Of course, we will miss Sania. I mean, there’s no question, you know, having her has always been a huge motivation and inspiration for not just the Indian team, but I think the whole of tennis fraternity. And I mean, there have been a few times earlier when we had to go without her, maybe due to injury or like also when she was pregnant. But then having her always, we had the advantage and edge in terms of other teams, knowing how strong we are. Last couple of years, we had Vishal sir as well in the Indian team. And I felt it was great in terms of the team bonding together and, you know, having the team spirit. We definitely are going to miss him this year, but obviously there have been a lot of learnings that we are going to take forward as a team and do more than our best.
Just talking about your future goals, you’ve mentioned a couple of times that on your bucket list is the Grand Slam singles main draw. Also Asian Games are coming up. So how is your outlook for this year? What is it that you have to do more in order to break into those Grand Slams?
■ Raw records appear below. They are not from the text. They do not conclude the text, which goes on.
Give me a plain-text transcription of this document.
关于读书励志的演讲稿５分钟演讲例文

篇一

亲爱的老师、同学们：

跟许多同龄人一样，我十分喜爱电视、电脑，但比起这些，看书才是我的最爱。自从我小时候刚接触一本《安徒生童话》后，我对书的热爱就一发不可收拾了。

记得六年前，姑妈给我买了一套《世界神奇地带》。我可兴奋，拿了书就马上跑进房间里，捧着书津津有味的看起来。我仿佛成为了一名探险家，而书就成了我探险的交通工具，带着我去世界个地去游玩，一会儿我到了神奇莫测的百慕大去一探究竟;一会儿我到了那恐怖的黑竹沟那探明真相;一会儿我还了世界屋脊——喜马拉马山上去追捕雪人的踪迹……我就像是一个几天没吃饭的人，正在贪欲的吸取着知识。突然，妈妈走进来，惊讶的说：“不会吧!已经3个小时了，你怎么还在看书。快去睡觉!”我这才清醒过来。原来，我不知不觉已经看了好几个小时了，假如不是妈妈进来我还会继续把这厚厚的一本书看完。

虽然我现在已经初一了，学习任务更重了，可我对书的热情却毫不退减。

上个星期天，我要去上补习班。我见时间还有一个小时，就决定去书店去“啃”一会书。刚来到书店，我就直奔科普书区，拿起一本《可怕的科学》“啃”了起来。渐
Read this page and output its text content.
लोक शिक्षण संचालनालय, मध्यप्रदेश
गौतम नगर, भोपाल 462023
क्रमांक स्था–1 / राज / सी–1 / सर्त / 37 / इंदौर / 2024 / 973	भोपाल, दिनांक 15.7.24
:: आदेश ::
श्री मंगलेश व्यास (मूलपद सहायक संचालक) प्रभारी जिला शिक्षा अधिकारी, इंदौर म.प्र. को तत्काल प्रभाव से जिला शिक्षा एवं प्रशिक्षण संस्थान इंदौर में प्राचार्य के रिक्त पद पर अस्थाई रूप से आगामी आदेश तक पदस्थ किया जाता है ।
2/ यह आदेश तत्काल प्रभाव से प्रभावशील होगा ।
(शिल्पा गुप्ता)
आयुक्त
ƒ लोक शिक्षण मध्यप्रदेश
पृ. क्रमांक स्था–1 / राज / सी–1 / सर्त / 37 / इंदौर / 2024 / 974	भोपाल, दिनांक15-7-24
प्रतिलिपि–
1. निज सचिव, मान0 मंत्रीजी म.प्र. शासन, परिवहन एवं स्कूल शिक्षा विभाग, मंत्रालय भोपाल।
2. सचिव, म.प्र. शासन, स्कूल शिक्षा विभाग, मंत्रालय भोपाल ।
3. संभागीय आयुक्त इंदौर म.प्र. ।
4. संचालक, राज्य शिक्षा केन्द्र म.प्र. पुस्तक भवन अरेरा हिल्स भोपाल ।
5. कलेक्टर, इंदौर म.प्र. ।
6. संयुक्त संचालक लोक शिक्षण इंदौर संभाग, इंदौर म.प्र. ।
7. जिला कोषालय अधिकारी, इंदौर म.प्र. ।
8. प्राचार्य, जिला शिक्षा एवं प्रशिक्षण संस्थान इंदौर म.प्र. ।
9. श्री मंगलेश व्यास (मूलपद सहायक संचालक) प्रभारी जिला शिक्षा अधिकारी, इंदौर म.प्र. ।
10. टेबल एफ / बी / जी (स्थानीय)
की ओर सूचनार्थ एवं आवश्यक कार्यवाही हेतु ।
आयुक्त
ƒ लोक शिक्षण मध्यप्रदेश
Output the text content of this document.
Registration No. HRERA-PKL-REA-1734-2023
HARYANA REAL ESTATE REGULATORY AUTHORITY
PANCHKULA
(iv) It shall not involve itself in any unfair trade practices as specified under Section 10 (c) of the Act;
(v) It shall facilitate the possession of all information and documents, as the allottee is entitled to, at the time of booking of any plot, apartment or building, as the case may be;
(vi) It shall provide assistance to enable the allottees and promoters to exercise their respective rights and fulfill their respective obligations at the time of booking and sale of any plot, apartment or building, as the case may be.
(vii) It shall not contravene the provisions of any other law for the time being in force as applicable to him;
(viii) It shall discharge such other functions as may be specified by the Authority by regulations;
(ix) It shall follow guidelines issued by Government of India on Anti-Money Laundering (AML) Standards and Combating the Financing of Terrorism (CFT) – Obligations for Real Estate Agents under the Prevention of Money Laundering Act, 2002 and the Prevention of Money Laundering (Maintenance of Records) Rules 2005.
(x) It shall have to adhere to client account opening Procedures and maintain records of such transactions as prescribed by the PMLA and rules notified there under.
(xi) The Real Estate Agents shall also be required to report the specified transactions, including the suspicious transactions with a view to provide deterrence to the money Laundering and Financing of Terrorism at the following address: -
I mean, I’ve been in the qualifying there and also I’ve played the main draw in doubles and mixed in 21. So I think I’ve got an idea and got the exposure of what’s the level I need to be. Definitely physical was one of the parts, you know, getting as fit as you can. I think it’s just about improving every single day, my new things, because at this level, everyone knows how to hit forehands and backhands. And then it’s the crucial moments, crucial points in the matches, you know, which you need to be aware of and then mentally pushing when you have those opportunities to close the match, especially when you are playing at the highest levels, for example, in the Grand Slams or at the WTA Tour to get the big wins to have that boost. So yeah, definitely playing the main draw of the slams. And like you mentioned, Asian Games is coming up. I’ve been fortunate that, you know, with all the support and hard work, I’ve won a bronze medal in 2018. So I want to change that colour into gold. So that’s the motivation. That’s the goal. But it’s about just daily, you know, hard work and being in the process.
And not many people may know, but you even played Badosa in 2019 in the Australian Open in the qualifiers. So you’ve been there with the top players. And I guess now it’s probably putting everything together and breaking that barrier and coming into the main draw.
Yeah, in tennis, it’s, you know, everything has to come together, you know, the game, the physical, the mental. There are so many aspects, you know, the conditions matter, how you are playing that day, how the opponent is feeling that day. So but the only thing that’s in your control is you keep at it and keep doing it.
You had attended Sania’s farewell recently. What was your experience being there?
It was great. It was amazing. I was privileged and honored, you know, to be part of that event and to have that chance. It was really amazing to see, you know, all the people that the room was full of love. And there have been, you know, times obviously when I’ve seen, read other interviews and seen pictures of her when she had just started winning and when she had started tennis. But that event was really special. And it really meant a lot, even though I had to obviously go fly down for a day, but it was definitely worth it. And there were a lot of learnings from there. And even like seeing what how much parents do for the children to get there. It was really amazing.
You have a final tomorrow against Brenda. She’s 15. She’s playing really well in this tournament. What how do you prepare yourself for that match?
Yeah, Brenda, I mean, I’ve seen her for the first time in this tournament and coming to the finals, you know, is a great thing. I’ve had good matches and I’m looking forward to it.